Modern asbestos mining started in the 19th century, and Canada became one of the leading producers of asbestos early on. In the 1850s, significant deposits of chrysotile, the most commonly used form of asbestos, were found in Thetford, Quebec, south of Quebec City. By the end of the 19th century, the Jeffrey Mine, about 50 miles southwest, had also become a major source of asbestos, and when workers settled near the mine, they called their town Asbestos.

Asbestos miners at the Thetford Mines in Quebec, Canada.
Asbestos miners at the Thetford Mines in Quebec, Canada. Library of Congress/LC-USZ62-138987

At the height of asbestos mining, around the 1970s, there were dozens of asbestos mines in the U.S., but about half of the asbestos used around the world was coming from this one mine in Canada. Usually, asbestos mining required several long and linear mines, but because of a rare circular pattern in this deposit, the miners could simply create a pit mine and start digging out the mineral. Over time, as the pit expanded, the workers had to move their town to keep it away from the expanding circumference of the mine.
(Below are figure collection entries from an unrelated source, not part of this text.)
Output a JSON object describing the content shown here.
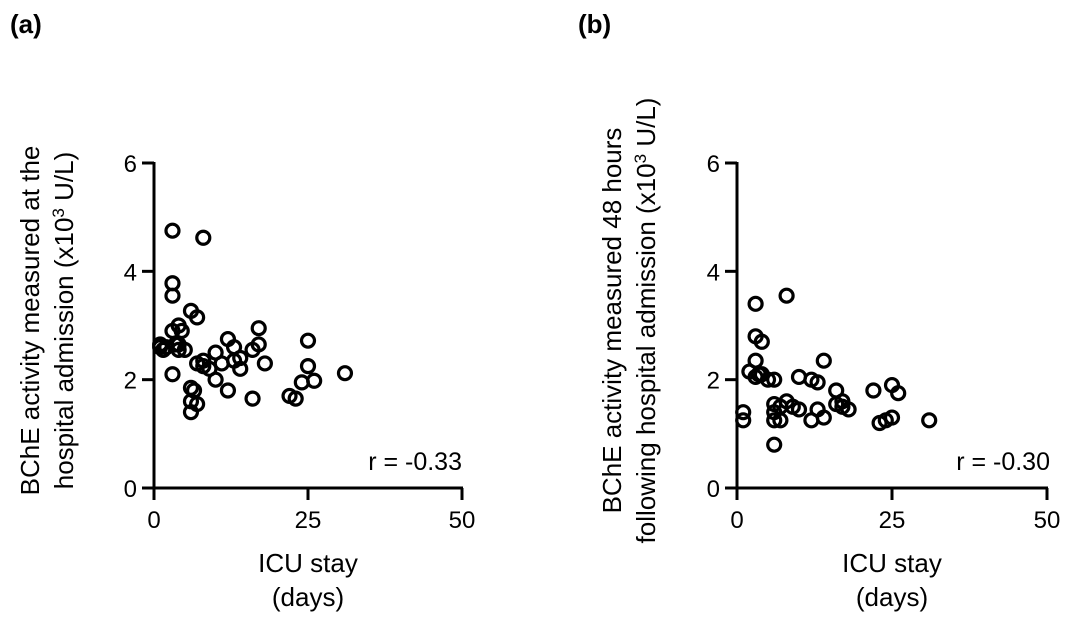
{
  "chart_data": [
    {
      "type": "scatter",
      "panel_label": "(a)",
      "ylabel_lines": [
        "BChE  activity measured at the",
        "hospital admission (x10",
        "3",
        " U/L)"
      ],
      "xlabel_lines": [
        "ICU stay",
        "(days)"
      ],
      "xlim": [
        0,
        50
      ],
      "ylim": [
        0,
        6
      ],
      "xticks": [
        0,
        25,
        50
      ],
      "yticks": [
        0,
        2,
        4,
        6
      ],
      "x_tick_labels": [
        "0",
        "25",
        "50"
      ],
      "y_tick_labels": [
        "0",
        "2",
        "4",
        "6"
      ],
      "annotation": "r = -0.33",
      "points": [
        [
          1,
          2.65
        ],
        [
          1,
          2.6
        ],
        [
          1.5,
          2.55
        ],
        [
          2,
          2.6
        ],
        [
          3,
          4.75
        ],
        [
          3,
          3.78
        ],
        [
          3,
          3.55
        ],
        [
          3,
          2.9
        ],
        [
          3,
          2.1
        ],
        [
          3.5,
          2.65
        ],
        [
          4,
          3.0
        ],
        [
          4,
          2.65
        ],
        [
          4,
          2.55
        ],
        [
          4.5,
          2.9
        ],
        [
          5,
          2.55
        ],
        [
          6,
          3.27
        ],
        [
          6,
          1.85
        ],
        [
          6,
          1.6
        ],
        [
          6,
          1.4
        ],
        [
          6.5,
          1.8
        ],
        [
          7,
          3.15
        ],
        [
          7,
          1.55
        ],
        [
          7,
          2.3
        ],
        [
          8,
          4.62
        ],
        [
          8,
          2.25
        ],
        [
          8,
          2.35
        ],
        [
          9,
          2.2
        ],
        [
          10,
          2.5
        ],
        [
          10,
          2.0
        ],
        [
          11,
          2.3
        ],
        [
          12,
          1.8
        ],
        [
          12,
          2.75
        ],
        [
          13,
          2.35
        ],
        [
          13,
          2.6
        ],
        [
          14,
          2.2
        ],
        [
          14,
          2.4
        ],
        [
          16,
          1.65
        ],
        [
          16,
          2.55
        ],
        [
          17,
          2.95
        ],
        [
          17,
          2.65
        ],
        [
          18,
          2.3
        ],
        [
          22,
          1.7
        ],
        [
          23,
          1.65
        ],
        [
          24,
          1.95
        ],
        [
          25,
          2.72
        ],
        [
          25,
          2.25
        ],
        [
          26,
          1.98
        ],
        [
          31,
          2.12
        ]
      ]
    },
    {
      "type": "scatter",
      "panel_label": "(b)",
      "ylabel_lines": [
        "BChE activity measured 48 hours",
        "following hospital admission (x10",
        "3",
        " U/L)"
      ],
      "xlabel_lines": [
        "ICU stay",
        "(days)"
      ],
      "xlim": [
        0,
        50
      ],
      "ylim": [
        0,
        6
      ],
      "xticks": [
        0,
        25,
        50
      ],
      "yticks": [
        0,
        2,
        4,
        6
      ],
      "x_tick_labels": [
        "0",
        "25",
        "50"
      ],
      "y_tick_labels": [
        "0",
        "2",
        "4",
        "6"
      ],
      "annotation": "r = -0.30",
      "points": [
        [
          1,
          1.4
        ],
        [
          1,
          1.25
        ],
        [
          2,
          2.15
        ],
        [
          3,
          3.4
        ],
        [
          3,
          2.8
        ],
        [
          3,
          2.35
        ],
        [
          3,
          2.05
        ],
        [
          3.5,
          2.1
        ],
        [
          4,
          2.7
        ],
        [
          4,
          2.1
        ],
        [
          5,
          2.0
        ],
        [
          6,
          2.0
        ],
        [
          6,
          1.55
        ],
        [
          6,
          1.4
        ],
        [
          6,
          1.25
        ],
        [
          6,
          0.8
        ],
        [
          7,
          1.5
        ],
        [
          7,
          1.25
        ],
        [
          8,
          3.55
        ],
        [
          8,
          1.6
        ],
        [
          9,
          1.5
        ],
        [
          10,
          2.05
        ],
        [
          10,
          1.45
        ],
        [
          12,
          2.0
        ],
        [
          12,
          1.25
        ],
        [
          13,
          1.95
        ],
        [
          13,
          1.45
        ],
        [
          14,
          2.35
        ],
        [
          14,
          1.3
        ],
        [
          16,
          1.8
        ],
        [
          16,
          1.55
        ],
        [
          17,
          1.6
        ],
        [
          17,
          1.5
        ],
        [
          18,
          1.45
        ],
        [
          22,
          1.8
        ],
        [
          23,
          1.2
        ],
        [
          24,
          1.25
        ],
        [
          25,
          1.9
        ],
        [
          25,
          1.3
        ],
        [
          26,
          1.75
        ],
        [
          31,
          1.25
        ]
      ]
    }
  ]
}
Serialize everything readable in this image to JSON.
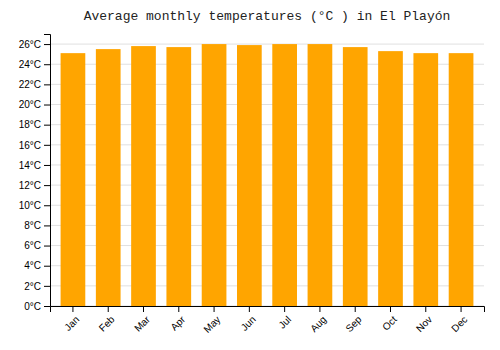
{
  "chart_data": {
    "type": "bar",
    "title": "Average monthly temperatures (°C ) in El Playón",
    "categories": [
      "Jan",
      "Feb",
      "Mar",
      "Apr",
      "May",
      "Jun",
      "Jul",
      "Aug",
      "Sep",
      "Oct",
      "Nov",
      "Dec"
    ],
    "values": [
      25.1,
      25.5,
      25.8,
      25.7,
      26.0,
      25.9,
      26.0,
      26.0,
      25.7,
      25.3,
      25.1,
      25.1
    ],
    "color": "#FFA500",
    "ylim": [
      0,
      27
    ],
    "yticks": [
      {
        "value": 0,
        "label": "0°C"
      },
      {
        "value": 2,
        "label": "2°C"
      },
      {
        "value": 4,
        "label": "4°C"
      },
      {
        "value": 6,
        "label": "6°C"
      },
      {
        "value": 8,
        "label": "8°C"
      },
      {
        "value": 10,
        "label": "10°C"
      },
      {
        "value": 12,
        "label": "12°C"
      },
      {
        "value": 14,
        "label": "14°C"
      },
      {
        "value": 16,
        "label": "16°C"
      },
      {
        "value": 18,
        "label": "18°C"
      },
      {
        "value": 20,
        "label": "20°C"
      },
      {
        "value": 22,
        "label": "22°C"
      },
      {
        "value": 24,
        "label": "24°C"
      },
      {
        "value": 26,
        "label": "26°C"
      }
    ],
    "grid": true
  }
}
"Blue asbestos" in its natural form.
“Blue asbestos” in its natural form. James St. John/CC BY 2.0

Of course, there were problems with asbestos mining. By the middle of the 20th century, the health effects of breathing in asbestos fibers, which can cause cancer, were becoming well known. Environmental agencies starting controlling its use more tightly, and workers sickened by their jobs started demanding compensation and greater protections. Still, the mines themselves were slow to close, as there was still demand in India and other parts of the world for the product. The last asbestos mine in the U.S. closed in 2002; Canada shut down its asbestos mines in 2012.

The Jeffrey Mine in 2013.
The Jeffrey Mine in 2013. Bryn Pinzgauer/CC BY 2.0

Today, the town of Asbestos, Quebec, is still tied to its mineral legacy. A local brewery has named its beers Mineur (Miner); Spello, a mining term, and L’Or Blanc—white gold, as asbestos was known. The brewery also made a pale ale with water drawn from the bottom of the mine. They tested the water, one brewer told the BBC, and it was “perfect.” There’s also an Asbestos Mineral Museum, and it’s possible to tour the old mine or see it from a platform at the museum.

In Asbest, Russia, though, mining is ongoing. “When I work in the garden, I notice asbestos dust on my raspberries,” one resident told the New York Times in 2013. Regulators there consider it safe when properly handled, they told the Times. Most of the asbestos used in the U.S. in recent years has come from Brazil, but now those mines are shutting, too. Russia could become an asbestos supplier to the U.S., and the people of Asbest are looking forward to it. In the U.S., asbestos is still used in roofing materials and floor tiles, for fire protections, and in other consumer products. It’s a small market and, even under the new rules, unlikely to grow fast. But when your town is named for a toxic substance that many people are afraid to be around at all, you look for business anywhere you can.